The crowd began to get surly. One resident was heard to mutter, "Anyone got any tar and feathers?" Ross became defensive.

"Look," he told the crowd. "The Mining Law of 1872 gives me the right to do this. That's the law, folks.

"I'm sorry, but that's just the law."

There are other indications that Marra/Majestic is gearing up for extensive operations in the Walker area.

Parks and Ross say the company has sunk an estimated $250,000 into the project so far--just for initial surveying and consulting fees. Much more, perhaps three times that, will be necessary to commence full-scale mining operations. One doesn't drop $1 million without some expectations that the mine is a glory hole.

McCarra, who wasn't present to witness the vitriol at the town meeting, happily volunteers that Marra/Majestic hopes to construct a helicopter pad, buy several ambulances to handle "worker injuries on site" and even dig a milelong tunnel through the mountains to move ore to a railroad line--just as miners did a century ago.

He also suggests that a host of other mines in the area will be tapped by the company, and that the full-time population of Walker will swell to 3,000 (up from several hundred) within three years.

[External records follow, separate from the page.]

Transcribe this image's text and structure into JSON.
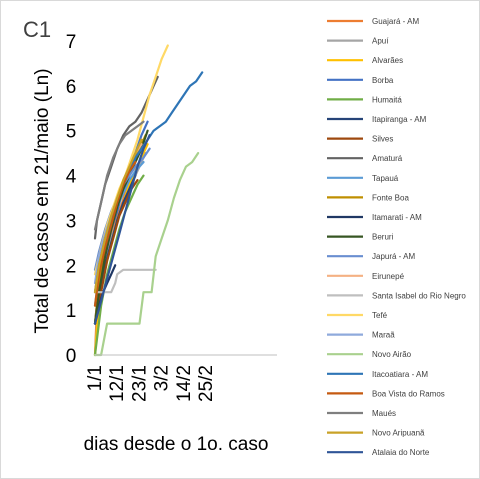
{
  "panel_label": "C1",
  "chart_data": {
    "type": "line",
    "title": "",
    "xlabel": "dias desde o 1o. caso",
    "ylabel": "Total de casos em 21/maio (Ln)",
    "xlim": [
      0,
      90
    ],
    "ylim": [
      0,
      7
    ],
    "y_ticks": [
      0,
      1,
      2,
      3,
      4,
      5,
      6,
      7
    ],
    "x_ticks": [
      {
        "value": 0,
        "label": "1/1"
      },
      {
        "value": 11,
        "label": "12/1"
      },
      {
        "value": 22,
        "label": "23/1"
      },
      {
        "value": 33,
        "label": "3/2"
      },
      {
        "value": 44,
        "label": "14/2"
      },
      {
        "value": 55,
        "label": "25/2"
      }
    ],
    "grid": false,
    "legend_position": "right",
    "series": [
      {
        "name": "Guajará - AM",
        "color": "#ED7D31",
        "points": [
          [
            0,
            0
          ],
          [
            1,
            1.1
          ],
          [
            3,
            1.8
          ],
          [
            6,
            2.3
          ],
          [
            9,
            2.8
          ],
          [
            12,
            3.2
          ],
          [
            15,
            3.6
          ],
          [
            18,
            3.9
          ],
          [
            21,
            4.2
          ],
          [
            24,
            4.4
          ]
        ]
      },
      {
        "name": "Apuí",
        "color": "#A5A5A5",
        "points": [
          [
            0,
            0
          ],
          [
            2,
            1.4
          ],
          [
            5,
            2.1
          ],
          [
            8,
            2.6
          ],
          [
            11,
            3.0
          ],
          [
            14,
            3.4
          ],
          [
            17,
            3.7
          ],
          [
            20,
            4.0
          ],
          [
            23,
            4.3
          ],
          [
            25,
            4.5
          ]
        ]
      },
      {
        "name": "Alvarães",
        "color": "#FFC000",
        "points": [
          [
            0,
            0
          ],
          [
            2,
            1.2
          ],
          [
            5,
            1.9
          ],
          [
            8,
            2.5
          ],
          [
            11,
            3.0
          ],
          [
            14,
            3.4
          ],
          [
            17,
            3.8
          ],
          [
            20,
            4.1
          ],
          [
            23,
            4.4
          ],
          [
            26,
            4.7
          ]
        ]
      },
      {
        "name": "Borba",
        "color": "#4472C4",
        "points": [
          [
            0,
            0.7
          ],
          [
            2,
            1.6
          ],
          [
            5,
            2.2
          ],
          [
            8,
            2.8
          ],
          [
            11,
            3.2
          ],
          [
            14,
            3.7
          ],
          [
            17,
            4.0
          ],
          [
            20,
            4.5
          ],
          [
            23,
            4.9
          ],
          [
            26,
            5.2
          ]
        ]
      },
      {
        "name": "Humaitá",
        "color": "#70AD47",
        "points": [
          [
            0,
            0
          ],
          [
            3,
            1.1
          ],
          [
            6,
            1.8
          ],
          [
            9,
            2.3
          ],
          [
            12,
            2.8
          ],
          [
            15,
            3.2
          ],
          [
            18,
            3.5
          ],
          [
            21,
            3.8
          ],
          [
            24,
            4.0
          ]
        ]
      },
      {
        "name": "Itapiranga - AM",
        "color": "#264478",
        "points": [
          [
            0,
            0.7
          ],
          [
            2,
            1.4
          ],
          [
            5,
            2.0
          ],
          [
            8,
            2.5
          ],
          [
            11,
            3.0
          ],
          [
            14,
            3.4
          ],
          [
            17,
            3.7
          ],
          [
            20,
            4.0
          ]
        ]
      },
      {
        "name": "Silves",
        "color": "#9E480E",
        "points": [
          [
            0,
            0.7
          ],
          [
            3,
            1.4
          ],
          [
            6,
            2.1
          ],
          [
            9,
            2.6
          ],
          [
            12,
            3.1
          ],
          [
            15,
            3.4
          ],
          [
            18,
            3.7
          ],
          [
            21,
            3.9
          ]
        ]
      },
      {
        "name": "Amaturá",
        "color": "#636363",
        "points": [
          [
            0,
            2.6
          ],
          [
            1,
            3.0
          ],
          [
            3,
            3.4
          ],
          [
            5,
            3.8
          ],
          [
            8,
            4.2
          ],
          [
            11,
            4.6
          ],
          [
            14,
            4.9
          ],
          [
            17,
            5.1
          ],
          [
            20,
            5.2
          ],
          [
            23,
            5.4
          ],
          [
            26,
            5.7
          ],
          [
            29,
            6.0
          ],
          [
            31,
            6.2
          ]
        ]
      },
      {
        "name": "Tapauá",
        "color": "#5B9BD5",
        "points": [
          [
            0,
            1.1
          ],
          [
            2,
            1.8
          ],
          [
            5,
            2.4
          ],
          [
            8,
            2.9
          ],
          [
            11,
            3.3
          ],
          [
            14,
            3.6
          ],
          [
            17,
            3.9
          ],
          [
            20,
            4.1
          ],
          [
            24,
            4.3
          ]
        ]
      },
      {
        "name": "Fonte Boa",
        "color": "#BF8F00",
        "points": [
          [
            0,
            0.7
          ],
          [
            2,
            1.6
          ],
          [
            5,
            2.3
          ],
          [
            8,
            2.9
          ],
          [
            11,
            3.4
          ],
          [
            14,
            3.8
          ],
          [
            17,
            4.1
          ],
          [
            20,
            4.4
          ],
          [
            23,
            4.7
          ],
          [
            25,
            4.9
          ]
        ]
      },
      {
        "name": "Itamarati - AM",
        "color": "#203864",
        "points": [
          [
            0,
            0.7
          ],
          [
            2,
            1.1
          ],
          [
            4,
            1.4
          ],
          [
            6,
            1.6
          ],
          [
            8,
            1.8
          ],
          [
            10,
            2.0
          ]
        ]
      },
      {
        "name": "Beruri",
        "color": "#375623",
        "points": [
          [
            0,
            0.7
          ],
          [
            2,
            1.4
          ],
          [
            5,
            2.2
          ],
          [
            8,
            2.8
          ],
          [
            11,
            3.3
          ],
          [
            14,
            3.7
          ],
          [
            17,
            4.0
          ],
          [
            20,
            4.3
          ],
          [
            23,
            4.6
          ],
          [
            26,
            5.0
          ]
        ]
      },
      {
        "name": "Japurá - AM",
        "color": "#698ED0",
        "points": [
          [
            0,
            1.9
          ],
          [
            2,
            2.3
          ],
          [
            5,
            2.8
          ],
          [
            8,
            3.2
          ],
          [
            11,
            3.5
          ],
          [
            14,
            3.8
          ],
          [
            17,
            4.0
          ],
          [
            20,
            4.2
          ],
          [
            24,
            4.4
          ],
          [
            27,
            4.6
          ]
        ]
      },
      {
        "name": "Eirunepé",
        "color": "#F4B183",
        "points": [
          [
            0,
            1.4
          ],
          [
            2,
            2.0
          ],
          [
            5,
            2.6
          ],
          [
            8,
            3.1
          ],
          [
            11,
            3.5
          ],
          [
            14,
            3.9
          ],
          [
            17,
            4.2
          ],
          [
            20,
            4.5
          ],
          [
            23,
            4.7
          ]
        ]
      },
      {
        "name": "Santa Isabel do Rio Negro",
        "color": "#BFBFBF",
        "points": [
          [
            0,
            1.4
          ],
          [
            3,
            1.4
          ],
          [
            8,
            1.4
          ],
          [
            10,
            1.6
          ],
          [
            11,
            1.8
          ],
          [
            14,
            1.9
          ],
          [
            18,
            1.9
          ],
          [
            24,
            1.9
          ],
          [
            28,
            1.9
          ],
          [
            30,
            1.9
          ]
        ]
      },
      {
        "name": "Tefé",
        "color": "#FFD966",
        "points": [
          [
            0,
            1.8
          ],
          [
            3,
            2.4
          ],
          [
            6,
            2.9
          ],
          [
            9,
            3.3
          ],
          [
            12,
            3.7
          ],
          [
            15,
            4.0
          ],
          [
            18,
            4.4
          ],
          [
            21,
            4.8
          ],
          [
            24,
            5.3
          ],
          [
            27,
            5.8
          ],
          [
            30,
            6.2
          ],
          [
            33,
            6.6
          ],
          [
            36,
            6.9
          ]
        ]
      },
      {
        "name": "Maraã",
        "color": "#8FAADC",
        "points": [
          [
            0,
            1.6
          ],
          [
            2,
            2.2
          ],
          [
            5,
            2.7
          ],
          [
            8,
            3.1
          ],
          [
            11,
            3.5
          ],
          [
            14,
            3.8
          ],
          [
            17,
            4.1
          ],
          [
            20,
            4.4
          ]
        ]
      },
      {
        "name": "Novo Airão",
        "color": "#A9D18E",
        "points": [
          [
            0,
            0
          ],
          [
            3,
            0
          ],
          [
            6,
            0.7
          ],
          [
            10,
            0.7
          ],
          [
            16,
            0.7
          ],
          [
            22,
            0.7
          ],
          [
            24,
            1.4
          ],
          [
            28,
            1.4
          ],
          [
            30,
            2.2
          ],
          [
            33,
            2.6
          ],
          [
            36,
            3.0
          ],
          [
            39,
            3.5
          ],
          [
            42,
            3.9
          ],
          [
            45,
            4.2
          ],
          [
            48,
            4.3
          ],
          [
            51,
            4.5
          ]
        ]
      },
      {
        "name": "Itacoatiara - AM",
        "color": "#2E75B6",
        "points": [
          [
            0,
            1.4
          ],
          [
            2,
            2.0
          ],
          [
            5,
            2.6
          ],
          [
            8,
            3.0
          ],
          [
            11,
            3.4
          ],
          [
            14,
            3.8
          ],
          [
            17,
            4.1
          ],
          [
            20,
            4.4
          ],
          [
            23,
            4.6
          ],
          [
            26,
            4.8
          ],
          [
            29,
            5.0
          ],
          [
            32,
            5.1
          ],
          [
            35,
            5.2
          ],
          [
            38,
            5.4
          ],
          [
            41,
            5.6
          ],
          [
            44,
            5.8
          ],
          [
            47,
            6.0
          ],
          [
            50,
            6.1
          ],
          [
            53,
            6.3
          ]
        ]
      },
      {
        "name": "Boa Vista do Ramos",
        "color": "#C55A11",
        "points": [
          [
            0,
            1.1
          ],
          [
            2,
            1.8
          ],
          [
            5,
            2.4
          ],
          [
            8,
            2.9
          ],
          [
            11,
            3.4
          ],
          [
            14,
            3.8
          ],
          [
            17,
            4.1
          ],
          [
            20,
            4.3
          ]
        ]
      },
      {
        "name": "Maués",
        "color": "#7F7F7F",
        "points": [
          [
            0,
            2.8
          ],
          [
            2,
            3.2
          ],
          [
            4,
            3.6
          ],
          [
            6,
            4.0
          ],
          [
            9,
            4.4
          ],
          [
            12,
            4.7
          ],
          [
            15,
            4.9
          ],
          [
            18,
            5.0
          ],
          [
            21,
            5.1
          ],
          [
            24,
            5.2
          ]
        ]
      },
      {
        "name": "Novo Aripuanã",
        "color": "#C9A227",
        "points": [
          [
            0,
            1.4
          ],
          [
            2,
            2.0
          ],
          [
            5,
            2.6
          ],
          [
            8,
            3.1
          ],
          [
            11,
            3.5
          ],
          [
            14,
            3.9
          ],
          [
            17,
            4.2
          ],
          [
            20,
            4.5
          ],
          [
            23,
            4.8
          ]
        ]
      },
      {
        "name": "Atalaia do Norte",
        "color": "#2F5597",
        "points": [
          [
            0,
            0.7
          ],
          [
            3,
            1.2
          ],
          [
            6,
            1.7
          ],
          [
            9,
            2.2
          ],
          [
            12,
            2.7
          ],
          [
            15,
            3.2
          ],
          [
            18,
            3.7
          ],
          [
            21,
            4.2
          ],
          [
            24,
            4.6
          ],
          [
            27,
            4.9
          ]
        ]
      }
    ]
  }
}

"We think [the King Pin] is going to be pretty rich," McCarra says. "And that's going to produce a lot of big changes around here."
And, as McCabe can attest, the company has shown how hostile it can be to anyone who dares stand in the way of those "big changes."

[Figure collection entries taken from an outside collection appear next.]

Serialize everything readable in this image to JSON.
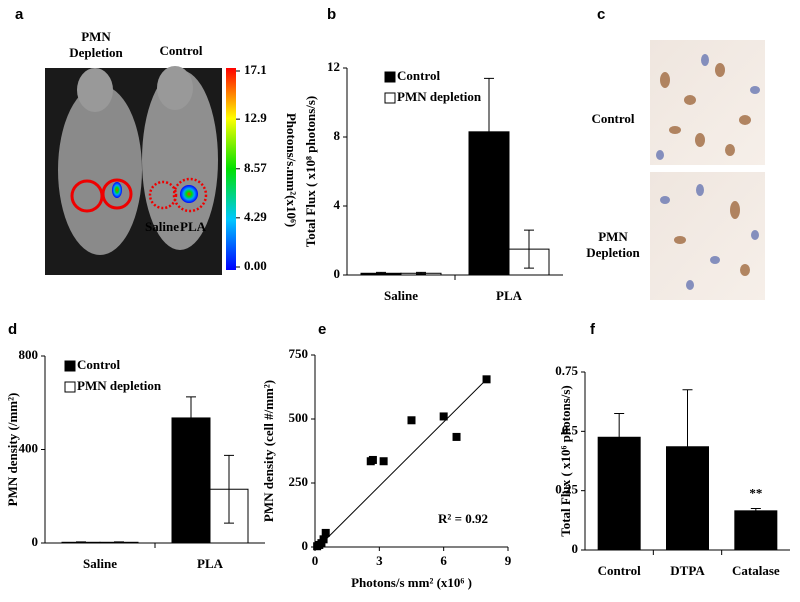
{
  "panel_a": {
    "label": "a",
    "group_labels": {
      "depletion": [
        "PMN",
        "Depletion"
      ],
      "control": "Control"
    },
    "site_labels": [
      "Saline",
      "PLA"
    ],
    "colorbar": {
      "label": "Photons/s.mm²(x10⁶)",
      "ticks": [
        {
          "value": 0,
          "label": "0.00"
        },
        4.29,
        8.57,
        12.9,
        17.1
      ]
    }
  },
  "panel_c": {
    "label": "c",
    "rows": [
      [
        "Control"
      ],
      [
        "PMN",
        "Depletion"
      ]
    ]
  },
  "chart_data": [
    {
      "type": "bar",
      "label": "b",
      "y_label": "Total Flux ( x10⁸ photons/s)",
      "categories": [
        "Saline",
        "PLA"
      ],
      "series": [
        {
          "name": "Control",
          "color": "#000000",
          "values": [
            0.1,
            8.3
          ],
          "errors": [
            0.05,
            3.1
          ]
        },
        {
          "name": "PMN depletion",
          "color": "#ffffff",
          "values": [
            0.1,
            1.5
          ],
          "errors": [
            0.05,
            1.1
          ]
        }
      ],
      "ylim": [
        0,
        12
      ],
      "yticks": [
        0,
        4,
        8,
        12
      ]
    },
    {
      "type": "bar",
      "label": "d",
      "y_label": "PMN density (/mm²)",
      "categories": [
        "Saline",
        "PLA"
      ],
      "series": [
        {
          "name": "Control",
          "color": "#000000",
          "values": [
            3,
            535
          ],
          "errors": [
            2,
            90
          ]
        },
        {
          "name": "PMN depletion",
          "color": "#ffffff",
          "values": [
            3,
            230
          ],
          "errors": [
            2,
            145
          ]
        }
      ],
      "ylim": [
        0,
        800
      ],
      "yticks": [
        0,
        400,
        800
      ]
    },
    {
      "type": "scatter",
      "label": "e",
      "x_label": "Photons/s mm² (x10⁶ )",
      "y_label": "PMN density (cell #/mm²)",
      "x": [
        0.1,
        0.2,
        0.3,
        0.4,
        0.5,
        2.6,
        2.7,
        3.2,
        4.5,
        6.0,
        6.6,
        8.0
      ],
      "y": [
        3,
        8,
        15,
        30,
        55,
        335,
        340,
        335,
        495,
        510,
        430,
        655
      ],
      "color": "#000000",
      "trendline": {
        "x": [
          0.15,
          8.0
        ],
        "y": [
          0,
          655
        ]
      },
      "annotation": "R² = 0.92",
      "xlim": [
        0,
        9
      ],
      "ylim": [
        0,
        750
      ],
      "xticks": [
        0,
        3,
        6,
        9
      ],
      "yticks": [
        0,
        250,
        500,
        750
      ]
    },
    {
      "type": "bar",
      "label": "f",
      "y_label": "Total Flux ( x10⁶ photons/s)",
      "categories": [
        "Control",
        "DTPA",
        "Catalase"
      ],
      "series": [
        {
          "color": "#000000",
          "values": [
            0.475,
            0.435,
            0.165
          ],
          "errors": [
            0.1,
            0.24,
            0.01
          ]
        }
      ],
      "annotation": "**",
      "ylim": [
        0,
        0.75
      ],
      "yticks": [
        0,
        0.25,
        0.5,
        0.75
      ]
    }
  ]
}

Soon after McCabe started urging residents to write letters of protest to the Interior Department, the Forest Service and the state Mine Department, she says she got a menacing phone call from McCarra.

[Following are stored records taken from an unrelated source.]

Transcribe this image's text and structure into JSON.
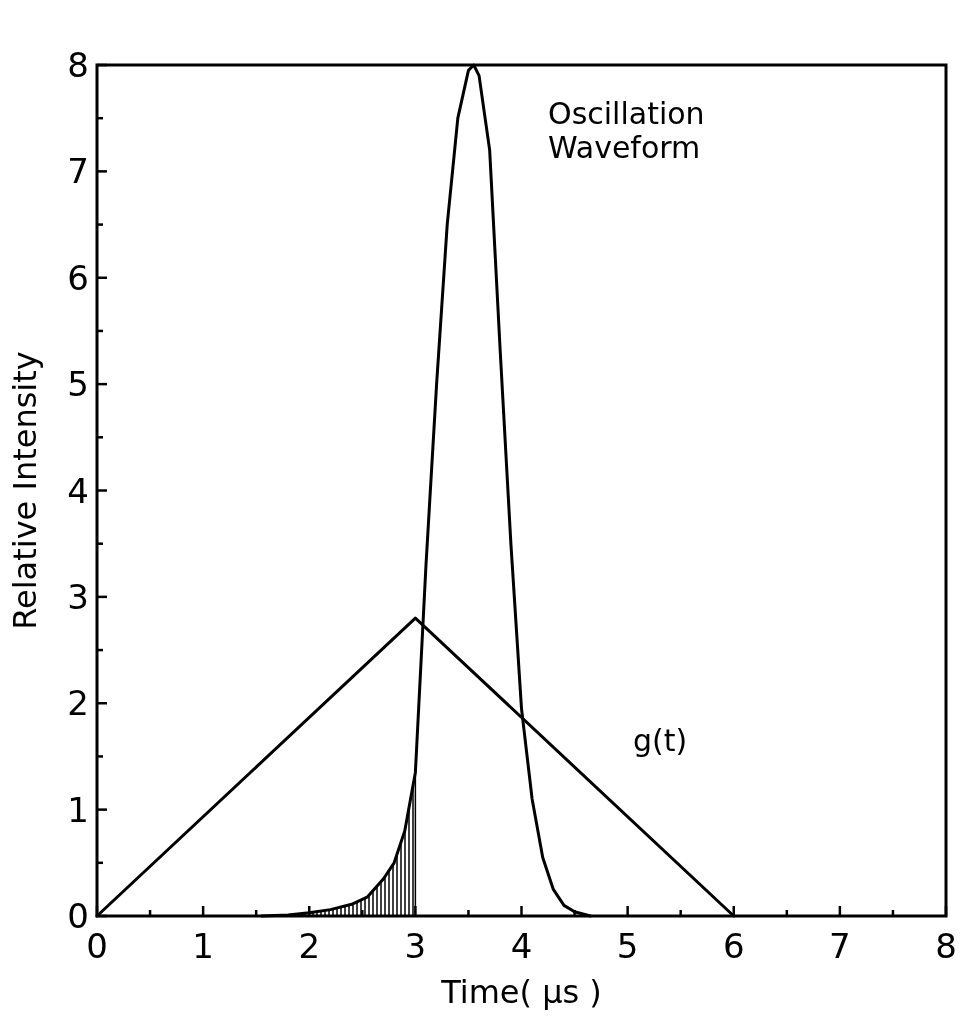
{
  "chart_data": {
    "type": "line",
    "xlabel": "Time( μs )",
    "ylabel": "Relative Intensity",
    "xlim": [
      0,
      8
    ],
    "ylim": [
      0,
      8
    ],
    "xticks": [
      0,
      {
        "value": 0.5,
        "label": null
      },
      1,
      {
        "value": 1.5,
        "label": null
      },
      2,
      {
        "value": 2.5,
        "label": null
      },
      3,
      {
        "value": 3.5,
        "label": null
      },
      4,
      {
        "value": 4.5,
        "label": null
      },
      5,
      {
        "value": 5.5,
        "label": null
      },
      6,
      {
        "value": 6.5,
        "label": null
      },
      7,
      {
        "value": 7.5,
        "label": null
      },
      8
    ],
    "yticks": [
      0,
      {
        "value": 0.5,
        "label": null
      },
      1,
      {
        "value": 1.5,
        "label": null
      },
      2,
      {
        "value": 2.5,
        "label": null
      },
      3,
      {
        "value": 3.5,
        "label": null
      },
      4,
      {
        "value": 4.5,
        "label": null
      },
      5,
      {
        "value": 5.5,
        "label": null
      },
      6,
      {
        "value": 6.5,
        "label": null
      },
      7,
      {
        "value": 7.5,
        "label": null
      },
      8
    ],
    "grid": false,
    "line_style": "solid",
    "series": [
      {
        "name": "Oscillation Waveform",
        "color": "#000000",
        "x": [
          1.55,
          1.8,
          2.0,
          2.2,
          2.4,
          2.55,
          2.7,
          2.8,
          2.9,
          3.0,
          3.1,
          3.2,
          3.3,
          3.4,
          3.5,
          3.55,
          3.6,
          3.7,
          3.8,
          3.9,
          4.0,
          4.1,
          4.2,
          4.3,
          4.4,
          4.5,
          4.65
        ],
        "values": [
          0,
          0.01,
          0.03,
          0.06,
          0.11,
          0.18,
          0.35,
          0.5,
          0.8,
          1.35,
          3.3,
          5.0,
          6.5,
          7.5,
          7.95,
          8.0,
          7.9,
          7.2,
          5.3,
          3.5,
          1.95,
          1.1,
          0.55,
          0.25,
          0.1,
          0.04,
          0
        ]
      },
      {
        "name": "g(t)",
        "color": "#000000",
        "x": [
          0,
          3,
          6
        ],
        "values": [
          0,
          2.8,
          0
        ]
      },
      {
        "type": "area",
        "color": "#000000",
        "x": [
          1.55,
          1.8,
          2.0,
          2.2,
          2.4,
          2.55,
          2.7,
          2.8,
          2.9,
          3.0
        ],
        "values": [
          0,
          0.01,
          0.03,
          0.06,
          0.11,
          0.18,
          0.35,
          0.5,
          0.8,
          1.35
        ]
      }
    ]
  }
}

"He told me it would be better if I stopped fighting this and 'got on board,'" she says. "He told me it was in my interest and in the community's interest to shut up.

"I'm not a timid person, so it didn't affect me. But I think it was meant to intimidate me."
When McCabe, who lives on a private road that leads to the King Pin site, refused to give permission for Marra/Majestic to run trucks over the road, she received another, more subtle sign that the company isn't fond of dissent.

Quietly, Marra/Majestic bought up the mineral rights to the Midnight Snap, an old mining claim on which McCabe's home sits.

Like most of the people in Walker--and like most property owners, in general--McCabe owns her land, but not the minerals underneath the surface. The purchase raises the possibility that Marra/Majestic may be interested in not only raiding public lands, but the property of those troublemakers who, for instance, block the use of a much-needed road.

"How can I not interpret this as some kind of threat?" McCabe asks. "I mean, what else could this be about?"
Company officials deny threatening McCabe or using the mineral rights to her property as a lever. Parks says that the mineral rights were purchased only as "an insurance policy" against other miners trying to "horn in" on the Marra/Majestic claims.

But when pressed about the possibility of expanding operations onto property like the Midnight Snap, Parks and Ross reply with a qualified maybe.

After all, if the King Pin yields a rich lode, if excavations--scheduled to begin by the end of summer--show that there are, in fact, millions of dollars in gold down in that deep, dark hole, wouldn't they want to expand operations, turning Walker into one giant mine, if necessary?

Ross clasps his hands and grins broadly, gazing skyward in mock prayer.
"If that happens," he acknowledges, "then anything is possible.